Танец был всякий раз новым. Пилинея слушала движение ветвей, едва колышимых ветром, всем телом ощущала колебание воды в ручье, окунаясь в него, как в сон, проходила между шалашами соплеменников, всматривалась в дымы, ловила короткие взгляды и, затаив поющую душу, внимала оттенкам звуков и движений, чтоб собрать это всё воедино, украсить сюжет своей любовью, наполнявшей Пилинею изнутри, и отдать племени, вылить на его головы, будто тёплую влагу летнего дождя, что дарит возможность плодородия, как саму жизнь.
А сейчас Пилинея удалилась на заветную поляну, прикрыла глаза и, постояв несколько времени, будучи совсем неподвижной, начала сочинять новый танец. Пилинея погружалась в картину появляющихся движений, как в таинственную темноту, но выходила из неё, неся на руках свет, что должен быть подарен любимому племени. Пилинея придумывала новую тонкость небанальных движений, будто изобретала новые слова, способные приоткрыть людям новое счастье. Пилинея забывала себя, она растворялась в танце, как в самой возможности любви. Но Пилинея лишь намечала те движения, что могли проявиться единожды, в момент дарения танца родному племени.
Но в этот раз Пилинея чувствовала, что танец не имеет единой струны, что он красив, но в нем не хватает какой-то детали, быть может, совсем невеликой, но необыкновенно тонкой и приметной.
Тогда Пилинея решила рискнуть. И хотя уже совсем было ушла, но, подумав, всё же вернулась на поляну и принялась снова намечать движения, сочиненные ею только что. Пилинея никогда не делала повторений, она и репетировать старалась лишь единожды. Но завтра была война, и танец должен был стать вкладом Пилении в общую победу.
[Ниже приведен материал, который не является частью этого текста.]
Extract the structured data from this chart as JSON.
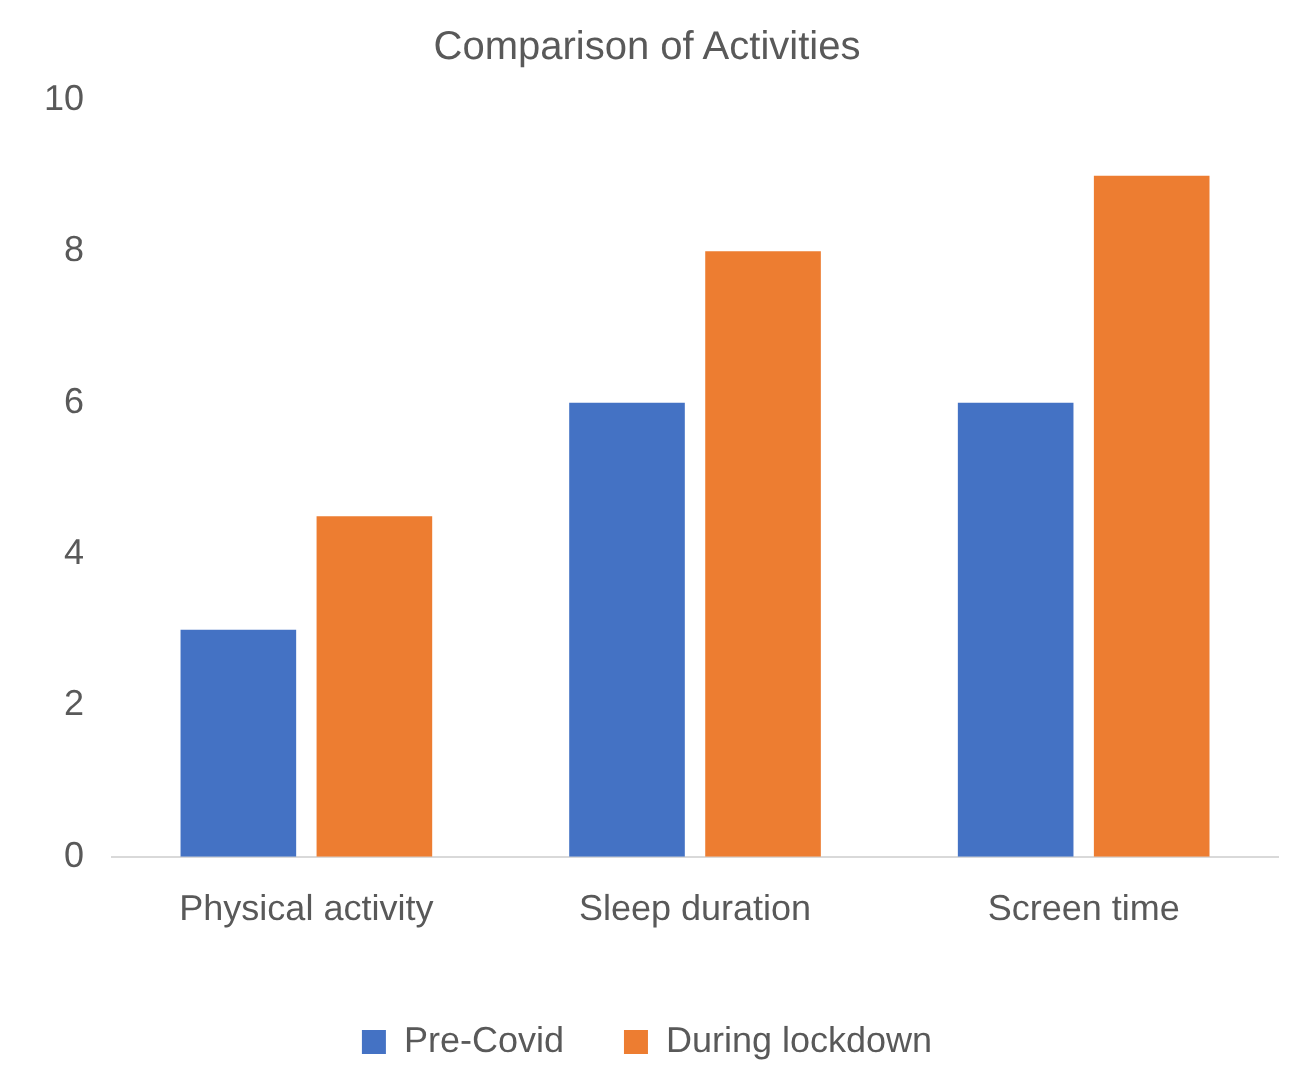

Пилинея вспоминала движения, обозначала их, закрепляла в памяти, но все они были теми же, а того недостающего движения, которое Пилинея угадала душой, но не выразила пока собственным телом, так и не проявлялось, не приходило. И лишь в самом последнем такте, в картине завершающей фигуры, являвшейся прощанием, вернее, пожеланием доброго времени, Пилинея нашла то движенье. Она увидала его, будто яркий драгоценный камешек на самой дороге, словно угадала что-то удивительно неожиданное.
Это был полуповорот головы. Тихий, краткий и очень искренний. Он завершал последнюю фазу танца. И в этом полуповороте было много мысли, солнца, и самого огня.
И Пилинея ушла из своего святилища, покинула его и принялась взволнованно ждать вечера. Когда же он наступил, когда окончилось шаманское камлание, когда все ритуалы были завершены, и даже молодёжь, прошедшая обряд инициации, пришла в себя и немного успокоилась, все снова расселились вокруг костров, в центре которых, на ровной площадке, покрытой мелкими лепестками термопсиса, начался танец.
Пилинея вышла в круг, расправила руки и саму душу, в последний раз глянула за цепь костров, увидав яркие блики в глазах людей, и, взяв серебряный колокольчик, стала творить танец. Он был поначалу тихим и ласковым, как слова неопытных возлюбленных, даже робким и несмелым. Но кружение развевалось будто ветер. Руки открывали новые мысли. Руки жили всё более ярко и яростно. Руки были сама любовь, руки были море, руки были воздух, руки были солнце.